Marshall rang off and lifted his heavy head. Out through the windshield he saw the foothills and dark, ancient pine trees of the Black Forest flanking them in this deep valley, somewhere on the edge o
f Stuttgart. Gap was already behind, and some seven hundred miles ahead lay Brezno, in Slovakia. They'd be there in a day, racing against the Mayor. He'd rest in the Dome then. They'd take as many men as they had helmets, and leave the rest behind to die when the Mayor passed through.
He laughed again, losing control. It made a travesty of him trying to save them so far. He may as well kick them out of the Dome now. But he would never do that. There was a difference between killing your own men and the enemy killing them. Let every one of them be on the Mayor's conscience.

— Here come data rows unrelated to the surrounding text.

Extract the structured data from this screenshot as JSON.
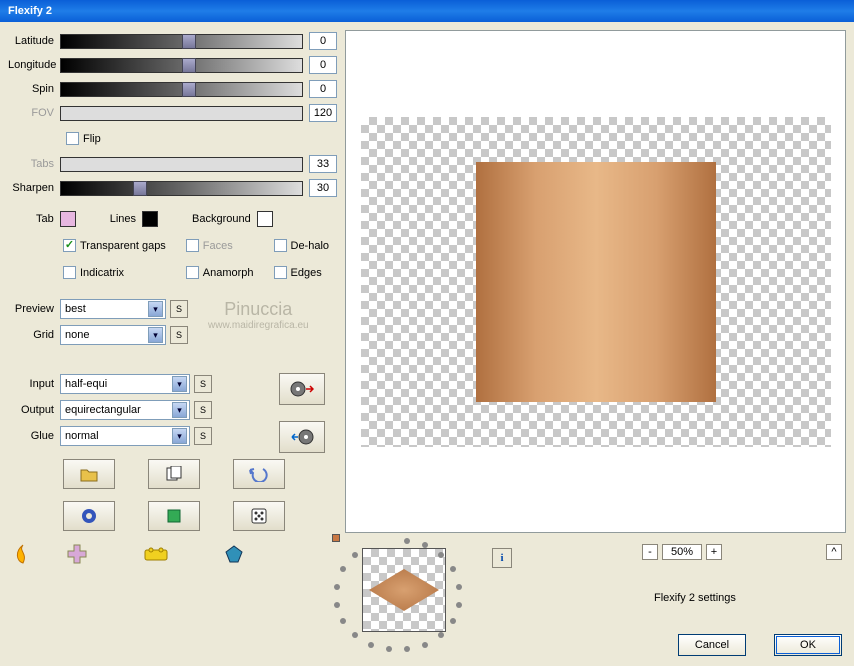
{
  "title": "Flexify 2",
  "sliders": {
    "latitude": {
      "label": "Latitude",
      "value": "0",
      "enabled": true,
      "thumb": 50
    },
    "longitude": {
      "label": "Longitude",
      "value": "0",
      "enabled": true,
      "thumb": 50
    },
    "spin": {
      "label": "Spin",
      "value": "0",
      "enabled": true,
      "thumb": 50
    },
    "fov": {
      "label": "FOV",
      "value": "120",
      "enabled": false,
      "thumb": 0
    },
    "tabs": {
      "label": "Tabs",
      "value": "33",
      "enabled": false,
      "thumb": 0
    },
    "sharpen": {
      "label": "Sharpen",
      "value": "30",
      "enabled": true,
      "thumb": 30
    }
  },
  "flip": {
    "label": "Flip",
    "checked": false
  },
  "colors": {
    "tab": {
      "label": "Tab",
      "hex": "#E7B7E0"
    },
    "lines": {
      "label": "Lines",
      "hex": "#000000"
    },
    "background": {
      "label": "Background",
      "hex": "#FFFFFF"
    }
  },
  "checks": {
    "transparent_gaps": {
      "label": "Transparent gaps",
      "checked": true,
      "dim": false
    },
    "faces": {
      "label": "Faces",
      "checked": false,
      "dim": true
    },
    "dehalo": {
      "label": "De-halo",
      "checked": false,
      "dim": false
    },
    "indicatrix": {
      "label": "Indicatrix",
      "checked": false,
      "dim": false
    },
    "anamorph": {
      "label": "Anamorph",
      "checked": false,
      "dim": false
    },
    "edges": {
      "label": "Edges",
      "checked": false,
      "dim": false
    }
  },
  "dropdowns": {
    "preview": {
      "label": "Preview",
      "value": "best"
    },
    "grid": {
      "label": "Grid",
      "value": "none"
    },
    "input": {
      "label": "Input",
      "value": "half-equi"
    },
    "output": {
      "label": "Output",
      "value": "equirectangular"
    },
    "glue": {
      "label": "Glue",
      "value": "normal"
    }
  },
  "watermark": {
    "line1": "Pinuccia",
    "line2": "www.maidiregrafica.eu"
  },
  "zoom": {
    "minus": "-",
    "plus": "+",
    "value": "50%",
    "collapse": "^"
  },
  "settings_label": "Flexify 2 settings",
  "buttons": {
    "cancel": "Cancel",
    "ok": "OK"
  },
  "s_label": "S"
}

Besides, he had work to do.
Sergeant Park was coming back around. She looked broken. He would keep her, at least. There wasn't time to break in a new Master Sergeant.
"Ready," she said, climbing in wearily. Marshal revved the engine and the convoy started away. He thought of the hours ahead, and the things he'd say to Lucas Fallow when his preparations were complete. They weren't happy words. But they had to be said.
* * *
The call came, and Lucas took it.
His data bomb was ready, set to go out in the next over-the-air update to the helmets' operating systems. He didn't know exactly what it would do, as the line was proving far more unpredictable than he'd seen before, but it almost certainly would end this bunker. Perhaps it would end them all.
He should have just done this earlier.
In the middle of finalizing some minor covering details for the update, two of his handlers collected him and took him to a separate room in their suite of labs, away from the others. He didn't ask questions any more, just let them move him, sit him down before a blank screen. They left without words, and he sat there waiting.
Most likely it was a call from Marshall. There'd been several, because Marshall wasn't in Istanbul himself, Lucas had known that for a week. He was away putting together his welcoming party for Amo. Everything Lucas wanted to know about their respective movements was right there on the line.